For large datasets (~ 8M 2048-bit moduli), current gmp won't swap some
intermediate values correctly. The reason is an undocumented raw binary I/O
limit of 2**31 bytes.
The implementation of factorable.net patched this for
gmp-5.0.5, and we provide a similar patch for the current latest
(gmp-6.1.2), which is a more optimized and C++ friendly version.
This implementation is slightly faster than the one given in
factorable.net.
Note that mpz_inp_raw and mpz_out_raw have changed since gmp-5.0.5,
which makes the factorable.net patch incompatible
with current versions of gmp. This patch has not been tested in 32-bit
systems. Both mpz_inp_raw and mpz_out_raw are modified with the patch to admit
integers up to 2**63 bytes; consequently, this breaks compatibility with
regular gmp binary files.
You need g++, curl, m4, gmp, boost::thread:
apt-get install curl m4 libgmp3-dev libboost-thread-dev
You need a csv file, containing integers in the following format
<ID>,<modulus in base 16>\n
You can also use
<ID>,<modulus in base 10>\n
and set the -base10 option when running.
These instructions have been tested in Ubuntu 18.04, 19.10 and Debian GNU/Linux 9.9 (stretch).
Clone and cd to the repo. Run
make install
This will download gmp-6.1.2, check the sha1 fingerprint, and apply our
updated patch.
Perform a toy test run with
make test
This should expose 8 compromised moduli and 2 duplicates out of the 15 samples.
Compile with make batchgcd and run with
./batchgcd /path/to/csv/file [-base10]
Without the -base10 option, the default is base 16. Results contain no
factors, only IDs are stored in compromised.csv, duplicates.csv.

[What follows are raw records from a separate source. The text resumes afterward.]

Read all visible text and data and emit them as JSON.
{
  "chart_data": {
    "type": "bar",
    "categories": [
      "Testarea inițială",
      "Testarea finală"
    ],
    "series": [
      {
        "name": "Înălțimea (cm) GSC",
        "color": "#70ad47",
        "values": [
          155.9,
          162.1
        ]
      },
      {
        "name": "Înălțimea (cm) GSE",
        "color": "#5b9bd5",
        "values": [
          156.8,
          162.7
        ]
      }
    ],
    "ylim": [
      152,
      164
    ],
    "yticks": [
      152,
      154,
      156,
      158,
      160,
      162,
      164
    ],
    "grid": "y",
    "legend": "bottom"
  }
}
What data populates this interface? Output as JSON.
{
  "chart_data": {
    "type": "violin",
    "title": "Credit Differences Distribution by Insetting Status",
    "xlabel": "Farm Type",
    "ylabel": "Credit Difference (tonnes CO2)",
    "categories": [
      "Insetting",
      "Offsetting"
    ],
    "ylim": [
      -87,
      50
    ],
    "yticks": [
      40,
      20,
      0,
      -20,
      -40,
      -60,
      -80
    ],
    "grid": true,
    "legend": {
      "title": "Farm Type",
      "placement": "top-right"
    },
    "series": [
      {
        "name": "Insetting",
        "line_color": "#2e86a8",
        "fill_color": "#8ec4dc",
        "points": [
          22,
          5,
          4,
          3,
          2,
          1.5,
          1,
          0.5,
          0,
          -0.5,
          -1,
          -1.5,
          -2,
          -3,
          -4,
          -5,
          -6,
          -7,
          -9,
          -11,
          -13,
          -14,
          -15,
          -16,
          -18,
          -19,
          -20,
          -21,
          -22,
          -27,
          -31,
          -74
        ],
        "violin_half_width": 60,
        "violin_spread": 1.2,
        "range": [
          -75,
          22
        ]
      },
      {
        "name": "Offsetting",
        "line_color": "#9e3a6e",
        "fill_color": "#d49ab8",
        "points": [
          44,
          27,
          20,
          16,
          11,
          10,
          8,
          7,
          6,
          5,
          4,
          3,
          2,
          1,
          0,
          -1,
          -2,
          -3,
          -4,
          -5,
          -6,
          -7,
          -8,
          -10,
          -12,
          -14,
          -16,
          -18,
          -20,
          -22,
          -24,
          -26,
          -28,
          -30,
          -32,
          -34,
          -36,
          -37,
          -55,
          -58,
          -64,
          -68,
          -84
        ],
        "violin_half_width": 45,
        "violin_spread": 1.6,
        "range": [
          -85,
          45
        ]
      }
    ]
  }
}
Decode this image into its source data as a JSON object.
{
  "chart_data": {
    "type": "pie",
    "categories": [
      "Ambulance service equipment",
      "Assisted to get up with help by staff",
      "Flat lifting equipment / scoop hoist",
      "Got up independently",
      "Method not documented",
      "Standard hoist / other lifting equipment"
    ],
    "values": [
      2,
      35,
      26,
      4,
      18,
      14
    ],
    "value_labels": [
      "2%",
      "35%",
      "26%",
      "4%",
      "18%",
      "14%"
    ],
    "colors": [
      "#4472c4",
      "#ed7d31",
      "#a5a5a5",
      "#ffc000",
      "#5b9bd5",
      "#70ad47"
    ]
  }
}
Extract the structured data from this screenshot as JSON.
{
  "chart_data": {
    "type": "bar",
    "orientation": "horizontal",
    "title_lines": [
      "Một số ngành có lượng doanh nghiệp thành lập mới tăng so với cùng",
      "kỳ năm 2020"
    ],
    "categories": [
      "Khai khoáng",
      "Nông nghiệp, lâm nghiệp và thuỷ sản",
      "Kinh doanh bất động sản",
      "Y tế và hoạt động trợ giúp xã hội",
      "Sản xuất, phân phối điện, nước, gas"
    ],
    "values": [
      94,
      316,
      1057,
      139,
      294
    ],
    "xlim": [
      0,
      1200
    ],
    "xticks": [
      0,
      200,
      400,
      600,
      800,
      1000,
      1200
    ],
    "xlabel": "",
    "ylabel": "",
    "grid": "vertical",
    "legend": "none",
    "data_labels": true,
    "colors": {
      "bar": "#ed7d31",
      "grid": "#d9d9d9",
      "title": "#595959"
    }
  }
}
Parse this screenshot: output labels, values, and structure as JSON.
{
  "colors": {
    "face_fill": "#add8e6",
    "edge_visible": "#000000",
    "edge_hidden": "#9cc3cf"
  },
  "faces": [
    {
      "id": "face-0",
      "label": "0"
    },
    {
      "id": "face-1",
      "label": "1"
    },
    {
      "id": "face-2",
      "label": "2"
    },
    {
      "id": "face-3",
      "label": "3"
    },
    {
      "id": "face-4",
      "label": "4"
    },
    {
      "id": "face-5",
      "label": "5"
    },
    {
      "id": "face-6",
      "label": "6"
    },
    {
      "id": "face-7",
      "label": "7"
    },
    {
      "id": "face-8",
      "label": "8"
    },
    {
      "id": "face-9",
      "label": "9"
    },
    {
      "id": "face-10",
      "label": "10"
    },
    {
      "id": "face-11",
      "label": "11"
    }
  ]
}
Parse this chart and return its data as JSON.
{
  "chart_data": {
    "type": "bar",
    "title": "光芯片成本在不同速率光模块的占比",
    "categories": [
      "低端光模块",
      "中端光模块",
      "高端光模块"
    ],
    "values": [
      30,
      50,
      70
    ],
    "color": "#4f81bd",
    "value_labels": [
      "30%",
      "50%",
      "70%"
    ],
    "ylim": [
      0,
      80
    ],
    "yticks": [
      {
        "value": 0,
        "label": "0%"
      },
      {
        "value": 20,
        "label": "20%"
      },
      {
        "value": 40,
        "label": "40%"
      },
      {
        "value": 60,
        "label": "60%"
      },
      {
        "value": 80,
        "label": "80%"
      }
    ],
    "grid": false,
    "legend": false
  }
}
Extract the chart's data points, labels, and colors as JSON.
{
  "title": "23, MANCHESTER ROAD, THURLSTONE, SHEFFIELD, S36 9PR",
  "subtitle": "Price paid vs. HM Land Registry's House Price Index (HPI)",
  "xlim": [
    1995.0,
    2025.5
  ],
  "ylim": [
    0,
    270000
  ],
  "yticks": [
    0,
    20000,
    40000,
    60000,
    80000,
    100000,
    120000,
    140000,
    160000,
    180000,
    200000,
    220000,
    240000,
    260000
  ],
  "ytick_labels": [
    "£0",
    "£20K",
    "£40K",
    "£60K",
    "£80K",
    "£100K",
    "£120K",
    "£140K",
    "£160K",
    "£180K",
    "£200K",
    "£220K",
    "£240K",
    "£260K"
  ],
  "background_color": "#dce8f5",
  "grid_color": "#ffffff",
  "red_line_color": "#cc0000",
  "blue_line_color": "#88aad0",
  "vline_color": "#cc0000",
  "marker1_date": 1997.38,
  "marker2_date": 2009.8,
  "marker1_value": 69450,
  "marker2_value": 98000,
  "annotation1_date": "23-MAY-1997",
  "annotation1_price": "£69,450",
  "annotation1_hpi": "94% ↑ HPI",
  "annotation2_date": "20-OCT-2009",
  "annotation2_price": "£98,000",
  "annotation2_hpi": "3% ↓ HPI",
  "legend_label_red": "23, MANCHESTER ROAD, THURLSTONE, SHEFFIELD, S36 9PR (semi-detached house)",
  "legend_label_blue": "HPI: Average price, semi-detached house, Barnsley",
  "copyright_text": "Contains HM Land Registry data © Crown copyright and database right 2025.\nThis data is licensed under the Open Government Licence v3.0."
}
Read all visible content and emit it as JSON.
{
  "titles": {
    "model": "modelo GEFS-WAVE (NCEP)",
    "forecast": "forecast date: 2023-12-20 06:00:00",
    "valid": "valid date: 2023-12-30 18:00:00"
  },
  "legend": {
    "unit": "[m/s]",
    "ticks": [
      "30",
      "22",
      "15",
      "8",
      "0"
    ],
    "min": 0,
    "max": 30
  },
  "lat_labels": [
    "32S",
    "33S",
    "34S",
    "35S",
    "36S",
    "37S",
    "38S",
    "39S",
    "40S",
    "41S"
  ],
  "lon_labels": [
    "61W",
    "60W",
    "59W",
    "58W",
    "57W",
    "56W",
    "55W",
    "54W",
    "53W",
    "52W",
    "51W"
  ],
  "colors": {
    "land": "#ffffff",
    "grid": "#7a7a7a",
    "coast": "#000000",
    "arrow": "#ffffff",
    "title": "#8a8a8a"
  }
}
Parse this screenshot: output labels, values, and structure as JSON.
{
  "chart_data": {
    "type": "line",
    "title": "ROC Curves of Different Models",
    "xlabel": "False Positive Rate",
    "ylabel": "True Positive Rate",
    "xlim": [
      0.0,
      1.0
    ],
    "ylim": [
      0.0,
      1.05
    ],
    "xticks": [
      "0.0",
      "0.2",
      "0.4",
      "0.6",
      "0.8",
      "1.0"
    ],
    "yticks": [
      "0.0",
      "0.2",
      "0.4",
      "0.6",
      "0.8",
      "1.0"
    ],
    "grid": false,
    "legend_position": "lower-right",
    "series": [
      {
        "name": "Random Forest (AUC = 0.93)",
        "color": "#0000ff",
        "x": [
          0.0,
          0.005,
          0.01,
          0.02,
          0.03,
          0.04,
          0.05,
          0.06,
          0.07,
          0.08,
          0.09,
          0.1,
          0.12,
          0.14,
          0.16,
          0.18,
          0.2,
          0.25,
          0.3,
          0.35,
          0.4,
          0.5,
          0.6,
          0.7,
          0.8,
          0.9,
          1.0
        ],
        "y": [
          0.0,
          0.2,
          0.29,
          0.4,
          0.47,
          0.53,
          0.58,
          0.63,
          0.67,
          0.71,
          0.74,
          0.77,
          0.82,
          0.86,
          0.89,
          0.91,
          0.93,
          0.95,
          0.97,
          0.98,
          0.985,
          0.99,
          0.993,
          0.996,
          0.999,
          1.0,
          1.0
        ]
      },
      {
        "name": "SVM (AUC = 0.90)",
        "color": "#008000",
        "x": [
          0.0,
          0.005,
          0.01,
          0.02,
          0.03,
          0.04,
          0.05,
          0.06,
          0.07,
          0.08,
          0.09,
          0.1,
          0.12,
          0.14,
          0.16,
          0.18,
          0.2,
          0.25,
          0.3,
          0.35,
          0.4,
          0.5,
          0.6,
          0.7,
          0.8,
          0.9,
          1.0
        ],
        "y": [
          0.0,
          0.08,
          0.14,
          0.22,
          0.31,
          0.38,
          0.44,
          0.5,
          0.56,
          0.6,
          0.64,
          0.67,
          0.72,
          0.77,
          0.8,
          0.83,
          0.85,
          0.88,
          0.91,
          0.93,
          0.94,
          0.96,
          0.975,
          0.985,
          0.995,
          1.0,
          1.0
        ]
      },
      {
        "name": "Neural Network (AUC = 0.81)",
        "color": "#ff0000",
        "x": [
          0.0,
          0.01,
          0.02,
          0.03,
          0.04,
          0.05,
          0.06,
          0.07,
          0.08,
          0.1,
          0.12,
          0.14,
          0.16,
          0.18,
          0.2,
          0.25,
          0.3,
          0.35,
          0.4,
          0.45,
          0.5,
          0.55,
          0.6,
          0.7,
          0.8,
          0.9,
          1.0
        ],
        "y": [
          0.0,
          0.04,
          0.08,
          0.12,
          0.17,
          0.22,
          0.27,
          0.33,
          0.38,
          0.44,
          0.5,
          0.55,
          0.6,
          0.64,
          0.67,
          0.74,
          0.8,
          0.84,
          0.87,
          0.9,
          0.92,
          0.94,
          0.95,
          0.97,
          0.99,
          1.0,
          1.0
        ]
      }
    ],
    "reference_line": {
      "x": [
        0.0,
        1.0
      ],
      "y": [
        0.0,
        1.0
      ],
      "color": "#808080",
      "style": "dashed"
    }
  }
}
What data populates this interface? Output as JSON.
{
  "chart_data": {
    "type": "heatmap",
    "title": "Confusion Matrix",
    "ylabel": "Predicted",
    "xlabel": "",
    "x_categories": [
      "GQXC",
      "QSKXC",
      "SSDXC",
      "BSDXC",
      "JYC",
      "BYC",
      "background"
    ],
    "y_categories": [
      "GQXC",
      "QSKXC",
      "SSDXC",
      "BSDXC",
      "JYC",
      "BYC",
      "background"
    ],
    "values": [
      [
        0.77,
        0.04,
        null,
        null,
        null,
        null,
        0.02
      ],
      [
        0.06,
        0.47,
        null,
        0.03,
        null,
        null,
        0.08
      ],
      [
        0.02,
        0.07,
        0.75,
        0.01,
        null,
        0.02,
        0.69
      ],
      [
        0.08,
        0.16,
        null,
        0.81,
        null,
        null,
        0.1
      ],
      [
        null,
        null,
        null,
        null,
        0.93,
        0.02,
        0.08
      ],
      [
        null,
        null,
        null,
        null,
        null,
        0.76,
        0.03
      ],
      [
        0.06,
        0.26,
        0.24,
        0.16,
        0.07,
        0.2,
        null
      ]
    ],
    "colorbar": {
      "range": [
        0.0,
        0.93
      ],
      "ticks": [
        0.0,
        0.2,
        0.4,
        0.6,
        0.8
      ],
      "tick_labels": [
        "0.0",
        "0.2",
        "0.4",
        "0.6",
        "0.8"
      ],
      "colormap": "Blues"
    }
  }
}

If there are duplicates, you may want to filter them out before running the
algorithm, since any number sharing all of its factors may appear as duplicate
without really being duplicate. For instance; if n = pq, m = pr, h = qr all
of them will appear as duplicates, and more work is needed to factorise (of
course, naïve pairwise GCDs will do).